Racial/ethnic differences in the association of incident stroke with late onset epilepsy: The Northern Manhattan Study.

OBJECTIVE: Little is known about the incidence of late onset epilepsy (LOE) across different racial/ethnic groups in the USA, particularly in the Hispanic population. Stroke, a strong predictor of LOE, is more common in non-Hispanic Blacks (NHBs) and Hispanics than in non-Hispanic Whites (NHWs). We assessed the incidence of LOE across racial/ethnic groups and examined whether the associations of stroke with LOE risk differ by race/ethnicity.

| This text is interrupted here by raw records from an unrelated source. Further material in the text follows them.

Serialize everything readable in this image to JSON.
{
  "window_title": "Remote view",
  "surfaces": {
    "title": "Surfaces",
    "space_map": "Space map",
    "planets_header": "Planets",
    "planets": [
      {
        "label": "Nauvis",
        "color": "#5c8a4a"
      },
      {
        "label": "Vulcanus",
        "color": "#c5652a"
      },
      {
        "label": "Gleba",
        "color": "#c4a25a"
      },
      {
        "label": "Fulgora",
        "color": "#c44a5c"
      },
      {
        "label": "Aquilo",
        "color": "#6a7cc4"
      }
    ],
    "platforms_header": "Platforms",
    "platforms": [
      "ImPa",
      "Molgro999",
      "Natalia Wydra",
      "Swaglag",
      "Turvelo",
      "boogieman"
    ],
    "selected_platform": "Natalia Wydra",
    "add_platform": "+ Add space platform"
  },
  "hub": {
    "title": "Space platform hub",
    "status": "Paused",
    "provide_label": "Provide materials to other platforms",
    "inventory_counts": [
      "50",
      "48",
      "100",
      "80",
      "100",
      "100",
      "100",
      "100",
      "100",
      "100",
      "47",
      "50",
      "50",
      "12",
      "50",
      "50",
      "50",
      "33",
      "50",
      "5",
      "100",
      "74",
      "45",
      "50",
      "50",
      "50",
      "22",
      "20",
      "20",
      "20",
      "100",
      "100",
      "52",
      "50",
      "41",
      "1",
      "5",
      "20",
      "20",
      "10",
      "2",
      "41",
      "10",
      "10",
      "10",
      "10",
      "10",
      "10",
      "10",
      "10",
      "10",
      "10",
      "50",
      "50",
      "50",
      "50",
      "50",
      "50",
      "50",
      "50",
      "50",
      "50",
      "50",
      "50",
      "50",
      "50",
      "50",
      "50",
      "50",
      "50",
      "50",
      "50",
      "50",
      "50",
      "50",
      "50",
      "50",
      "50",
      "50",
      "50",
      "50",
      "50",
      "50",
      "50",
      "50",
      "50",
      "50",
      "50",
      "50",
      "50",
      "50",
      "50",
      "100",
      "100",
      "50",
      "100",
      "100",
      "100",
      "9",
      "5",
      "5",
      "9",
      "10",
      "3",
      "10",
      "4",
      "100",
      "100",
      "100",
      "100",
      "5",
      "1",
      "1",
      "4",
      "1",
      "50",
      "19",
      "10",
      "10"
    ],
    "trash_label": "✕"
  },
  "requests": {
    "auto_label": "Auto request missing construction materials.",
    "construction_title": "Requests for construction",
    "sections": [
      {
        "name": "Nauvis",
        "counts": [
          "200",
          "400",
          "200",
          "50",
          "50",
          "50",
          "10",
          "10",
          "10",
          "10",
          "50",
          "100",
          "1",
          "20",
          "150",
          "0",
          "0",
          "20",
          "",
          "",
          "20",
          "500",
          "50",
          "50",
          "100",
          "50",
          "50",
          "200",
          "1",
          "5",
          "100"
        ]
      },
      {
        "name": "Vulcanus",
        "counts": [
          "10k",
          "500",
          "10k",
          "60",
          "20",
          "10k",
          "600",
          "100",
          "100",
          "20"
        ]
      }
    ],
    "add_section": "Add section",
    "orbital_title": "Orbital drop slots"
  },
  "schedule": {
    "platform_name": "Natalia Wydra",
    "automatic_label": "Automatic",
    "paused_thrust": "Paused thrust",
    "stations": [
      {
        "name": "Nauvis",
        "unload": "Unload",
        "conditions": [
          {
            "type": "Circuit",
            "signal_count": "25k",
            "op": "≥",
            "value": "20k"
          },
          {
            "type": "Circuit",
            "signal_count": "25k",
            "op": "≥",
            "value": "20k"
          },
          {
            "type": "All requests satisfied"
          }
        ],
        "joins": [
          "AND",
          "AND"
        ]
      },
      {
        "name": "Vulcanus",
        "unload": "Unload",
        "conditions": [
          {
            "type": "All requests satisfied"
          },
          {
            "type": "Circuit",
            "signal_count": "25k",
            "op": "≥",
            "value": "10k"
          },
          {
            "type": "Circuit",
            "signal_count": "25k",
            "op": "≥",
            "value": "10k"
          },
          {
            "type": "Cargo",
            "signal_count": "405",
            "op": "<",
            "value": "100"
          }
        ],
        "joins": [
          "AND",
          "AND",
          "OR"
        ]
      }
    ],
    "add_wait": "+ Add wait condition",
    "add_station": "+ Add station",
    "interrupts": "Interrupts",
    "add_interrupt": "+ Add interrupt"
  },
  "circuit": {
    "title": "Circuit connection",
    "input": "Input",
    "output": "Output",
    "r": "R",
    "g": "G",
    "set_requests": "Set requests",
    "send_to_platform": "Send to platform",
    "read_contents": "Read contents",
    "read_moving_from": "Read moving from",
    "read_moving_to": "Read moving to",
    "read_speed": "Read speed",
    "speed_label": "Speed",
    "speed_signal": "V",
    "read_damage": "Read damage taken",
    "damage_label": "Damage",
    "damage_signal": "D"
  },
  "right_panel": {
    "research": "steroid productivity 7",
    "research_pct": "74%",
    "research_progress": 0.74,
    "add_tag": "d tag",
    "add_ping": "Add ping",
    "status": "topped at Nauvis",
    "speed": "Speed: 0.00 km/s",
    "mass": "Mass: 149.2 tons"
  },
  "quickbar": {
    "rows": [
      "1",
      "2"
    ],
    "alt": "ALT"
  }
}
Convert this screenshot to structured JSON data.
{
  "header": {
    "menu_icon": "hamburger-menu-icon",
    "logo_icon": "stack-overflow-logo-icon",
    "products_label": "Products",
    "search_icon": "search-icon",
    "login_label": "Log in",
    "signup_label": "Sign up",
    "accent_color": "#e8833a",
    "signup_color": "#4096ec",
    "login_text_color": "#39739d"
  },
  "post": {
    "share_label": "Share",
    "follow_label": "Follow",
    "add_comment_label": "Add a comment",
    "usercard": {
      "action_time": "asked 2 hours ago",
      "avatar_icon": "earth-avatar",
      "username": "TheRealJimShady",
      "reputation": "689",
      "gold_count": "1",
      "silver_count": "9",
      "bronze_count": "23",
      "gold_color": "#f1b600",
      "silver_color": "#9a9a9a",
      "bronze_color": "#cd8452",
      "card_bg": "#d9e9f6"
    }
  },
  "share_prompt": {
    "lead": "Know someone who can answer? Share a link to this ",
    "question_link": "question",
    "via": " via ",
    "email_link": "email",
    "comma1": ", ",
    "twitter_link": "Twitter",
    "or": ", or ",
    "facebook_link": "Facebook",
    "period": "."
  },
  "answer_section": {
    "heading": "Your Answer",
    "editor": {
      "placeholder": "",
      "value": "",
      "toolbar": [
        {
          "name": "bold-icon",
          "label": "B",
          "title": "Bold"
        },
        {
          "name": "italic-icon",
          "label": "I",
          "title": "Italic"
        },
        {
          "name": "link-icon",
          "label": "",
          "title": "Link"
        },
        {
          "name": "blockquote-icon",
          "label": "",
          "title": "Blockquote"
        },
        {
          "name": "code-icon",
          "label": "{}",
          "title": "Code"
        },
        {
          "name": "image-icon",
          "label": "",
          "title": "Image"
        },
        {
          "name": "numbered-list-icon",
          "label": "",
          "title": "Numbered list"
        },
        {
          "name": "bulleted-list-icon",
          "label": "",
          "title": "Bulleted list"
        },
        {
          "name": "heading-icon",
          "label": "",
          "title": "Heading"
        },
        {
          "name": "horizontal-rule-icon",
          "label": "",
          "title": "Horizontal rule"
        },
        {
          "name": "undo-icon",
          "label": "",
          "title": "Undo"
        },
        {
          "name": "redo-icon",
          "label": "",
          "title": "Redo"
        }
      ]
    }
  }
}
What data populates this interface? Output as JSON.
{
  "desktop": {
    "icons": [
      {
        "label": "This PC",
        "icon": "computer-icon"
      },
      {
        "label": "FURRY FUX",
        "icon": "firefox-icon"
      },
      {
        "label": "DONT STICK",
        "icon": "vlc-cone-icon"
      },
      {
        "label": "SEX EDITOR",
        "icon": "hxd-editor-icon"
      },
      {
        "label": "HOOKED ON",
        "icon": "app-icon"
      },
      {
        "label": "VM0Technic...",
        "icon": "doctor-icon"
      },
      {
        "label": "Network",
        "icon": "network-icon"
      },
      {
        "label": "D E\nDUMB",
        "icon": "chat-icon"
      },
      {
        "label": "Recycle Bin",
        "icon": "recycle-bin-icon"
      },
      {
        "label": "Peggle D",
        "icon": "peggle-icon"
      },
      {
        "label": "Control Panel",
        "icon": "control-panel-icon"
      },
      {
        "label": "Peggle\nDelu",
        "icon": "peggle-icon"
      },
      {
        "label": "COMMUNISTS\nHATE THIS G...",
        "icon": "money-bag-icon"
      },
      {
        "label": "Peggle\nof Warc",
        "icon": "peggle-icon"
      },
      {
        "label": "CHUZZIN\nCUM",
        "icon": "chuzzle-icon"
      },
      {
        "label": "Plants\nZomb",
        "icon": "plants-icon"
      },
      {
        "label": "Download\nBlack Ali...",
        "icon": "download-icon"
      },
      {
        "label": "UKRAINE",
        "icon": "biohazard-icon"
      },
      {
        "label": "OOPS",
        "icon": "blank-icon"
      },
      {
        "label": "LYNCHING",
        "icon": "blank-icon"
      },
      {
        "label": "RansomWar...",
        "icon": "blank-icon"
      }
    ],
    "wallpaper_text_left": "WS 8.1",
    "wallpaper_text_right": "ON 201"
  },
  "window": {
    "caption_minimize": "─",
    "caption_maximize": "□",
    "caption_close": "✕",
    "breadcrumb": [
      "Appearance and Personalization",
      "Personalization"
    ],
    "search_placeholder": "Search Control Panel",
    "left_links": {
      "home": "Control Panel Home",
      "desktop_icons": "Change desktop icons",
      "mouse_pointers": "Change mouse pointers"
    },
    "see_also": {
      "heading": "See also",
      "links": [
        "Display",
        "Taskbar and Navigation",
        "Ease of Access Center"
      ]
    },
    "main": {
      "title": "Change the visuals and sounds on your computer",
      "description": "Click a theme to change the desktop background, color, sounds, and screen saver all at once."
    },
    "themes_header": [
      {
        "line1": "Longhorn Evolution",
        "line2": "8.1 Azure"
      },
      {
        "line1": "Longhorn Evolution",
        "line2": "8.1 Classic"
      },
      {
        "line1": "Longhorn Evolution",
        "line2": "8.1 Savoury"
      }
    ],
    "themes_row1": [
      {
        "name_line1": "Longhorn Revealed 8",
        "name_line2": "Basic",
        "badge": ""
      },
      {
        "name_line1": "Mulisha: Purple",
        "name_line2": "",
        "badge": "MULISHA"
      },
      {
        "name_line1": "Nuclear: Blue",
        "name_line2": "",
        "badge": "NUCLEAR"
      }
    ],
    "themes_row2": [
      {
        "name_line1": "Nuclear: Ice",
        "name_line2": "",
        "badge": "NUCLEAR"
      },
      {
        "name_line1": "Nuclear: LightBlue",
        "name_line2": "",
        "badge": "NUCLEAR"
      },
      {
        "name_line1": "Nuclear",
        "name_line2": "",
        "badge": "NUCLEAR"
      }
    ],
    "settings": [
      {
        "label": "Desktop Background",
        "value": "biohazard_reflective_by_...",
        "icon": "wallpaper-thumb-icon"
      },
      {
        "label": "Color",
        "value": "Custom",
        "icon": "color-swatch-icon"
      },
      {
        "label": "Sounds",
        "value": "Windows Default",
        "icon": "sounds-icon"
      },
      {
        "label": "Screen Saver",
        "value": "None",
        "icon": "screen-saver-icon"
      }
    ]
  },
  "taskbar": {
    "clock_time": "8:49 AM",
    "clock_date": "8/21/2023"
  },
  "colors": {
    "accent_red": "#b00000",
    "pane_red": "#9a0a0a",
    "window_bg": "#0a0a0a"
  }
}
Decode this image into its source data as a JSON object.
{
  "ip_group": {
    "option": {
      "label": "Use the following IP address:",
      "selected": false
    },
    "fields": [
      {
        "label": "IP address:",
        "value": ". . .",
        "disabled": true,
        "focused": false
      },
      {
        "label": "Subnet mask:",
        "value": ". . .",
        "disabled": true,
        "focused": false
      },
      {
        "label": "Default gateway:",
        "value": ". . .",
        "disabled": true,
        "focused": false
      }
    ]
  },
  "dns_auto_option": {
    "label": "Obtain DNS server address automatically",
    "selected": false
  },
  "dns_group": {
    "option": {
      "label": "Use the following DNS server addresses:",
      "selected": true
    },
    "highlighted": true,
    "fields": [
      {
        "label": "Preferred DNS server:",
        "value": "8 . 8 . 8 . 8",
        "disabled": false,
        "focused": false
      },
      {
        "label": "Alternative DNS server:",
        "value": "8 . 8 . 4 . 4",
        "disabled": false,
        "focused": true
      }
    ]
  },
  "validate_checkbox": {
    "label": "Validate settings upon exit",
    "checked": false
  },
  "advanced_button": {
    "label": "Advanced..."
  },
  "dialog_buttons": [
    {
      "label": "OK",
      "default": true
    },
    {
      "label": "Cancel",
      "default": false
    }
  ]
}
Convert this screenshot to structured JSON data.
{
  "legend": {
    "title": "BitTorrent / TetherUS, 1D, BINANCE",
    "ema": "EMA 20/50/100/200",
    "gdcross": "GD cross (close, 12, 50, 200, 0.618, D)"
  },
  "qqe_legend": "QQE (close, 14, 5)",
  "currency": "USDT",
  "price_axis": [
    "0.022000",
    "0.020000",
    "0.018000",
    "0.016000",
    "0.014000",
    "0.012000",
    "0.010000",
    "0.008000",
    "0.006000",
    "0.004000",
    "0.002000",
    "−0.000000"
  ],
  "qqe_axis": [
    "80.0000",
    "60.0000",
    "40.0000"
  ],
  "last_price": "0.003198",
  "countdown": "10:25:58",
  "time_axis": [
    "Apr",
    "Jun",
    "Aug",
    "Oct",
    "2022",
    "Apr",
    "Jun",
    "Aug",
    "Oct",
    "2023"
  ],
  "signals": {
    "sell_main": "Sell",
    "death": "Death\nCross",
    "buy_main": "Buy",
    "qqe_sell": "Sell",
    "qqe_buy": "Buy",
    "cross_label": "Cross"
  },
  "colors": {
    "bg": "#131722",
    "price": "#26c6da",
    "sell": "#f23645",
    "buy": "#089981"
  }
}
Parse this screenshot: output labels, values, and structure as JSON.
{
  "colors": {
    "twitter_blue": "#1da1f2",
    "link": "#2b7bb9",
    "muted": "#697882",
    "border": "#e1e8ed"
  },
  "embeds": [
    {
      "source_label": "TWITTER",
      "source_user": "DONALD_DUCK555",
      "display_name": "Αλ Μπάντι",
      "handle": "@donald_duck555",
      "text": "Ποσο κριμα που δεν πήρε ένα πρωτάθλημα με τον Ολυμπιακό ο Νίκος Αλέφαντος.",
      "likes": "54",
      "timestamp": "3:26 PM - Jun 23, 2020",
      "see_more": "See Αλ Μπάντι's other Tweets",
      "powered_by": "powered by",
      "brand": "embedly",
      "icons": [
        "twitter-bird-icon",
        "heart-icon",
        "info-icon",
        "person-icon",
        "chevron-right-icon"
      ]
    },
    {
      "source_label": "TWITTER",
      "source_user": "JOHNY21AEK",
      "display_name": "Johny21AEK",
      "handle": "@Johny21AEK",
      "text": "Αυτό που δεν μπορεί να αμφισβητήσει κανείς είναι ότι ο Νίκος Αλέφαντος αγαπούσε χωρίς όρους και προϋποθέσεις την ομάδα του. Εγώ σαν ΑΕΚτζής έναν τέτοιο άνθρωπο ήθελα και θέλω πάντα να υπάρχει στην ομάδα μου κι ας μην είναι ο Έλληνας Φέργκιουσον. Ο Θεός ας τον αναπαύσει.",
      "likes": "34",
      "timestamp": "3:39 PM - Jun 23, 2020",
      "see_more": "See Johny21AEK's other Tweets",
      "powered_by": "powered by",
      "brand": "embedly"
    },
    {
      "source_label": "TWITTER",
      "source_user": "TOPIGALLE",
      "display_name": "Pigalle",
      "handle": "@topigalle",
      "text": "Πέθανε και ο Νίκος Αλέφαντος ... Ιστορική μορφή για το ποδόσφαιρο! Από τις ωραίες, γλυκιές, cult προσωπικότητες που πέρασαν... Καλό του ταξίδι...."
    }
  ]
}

METHODS: The Northern Manhattan Study is a population-based longitudinal study of older adults enrolled between 1993 and 2001. Participants free of history of stroke or epilepsy at baseline (n = 3419) were followed prospectively for incidence of LOE. We estimated LOE incidence per 1000 person-years in each racial/ethnic group. We used Cox proportional hazards regression to assess the association of race/ethnicity with LOE and multiplicative interactions of race/ethnicity with incident stroke in relation to LOE, adjusting for demographics and comorbid diagnoses. RESULTS: During 51 176 person-years of follow-up, 183 individuals developed LOE. Incidence of LOE was significantly higher in NHBs (6.2 per 1000 person-years) than in NHWs (3.3 per 1000 person-years, p = .004). There was no significant difference in LOE incidence between NHWs (3.3 per 1000 person-years) and Hispanics (2.6 per 1000 person-years, p = .875). However, following incident stroke, the risk of LOE differed across racial/ethnic groups. Incident stroke was associated with 2.55 times the risk of LOE among NHWs (95% confidence interval [CI] = .88-7.35), 8.53 times the risk of LOE among Hispanics (95% CI = 5.36-13.57, p = .04 for stronger association than that in NHWs), and 6.46 times the risk of LOE among NHBs (95% CI = 3.79-11.01, p = .12 for stronger association than that in NHWs). SIGNIFICANCE: We found a stronger association of incident stroke with LOE risk in Hispanics and NHBs than in NHWs, offering some insight into the racial/ethnic disparities of LOE incidence.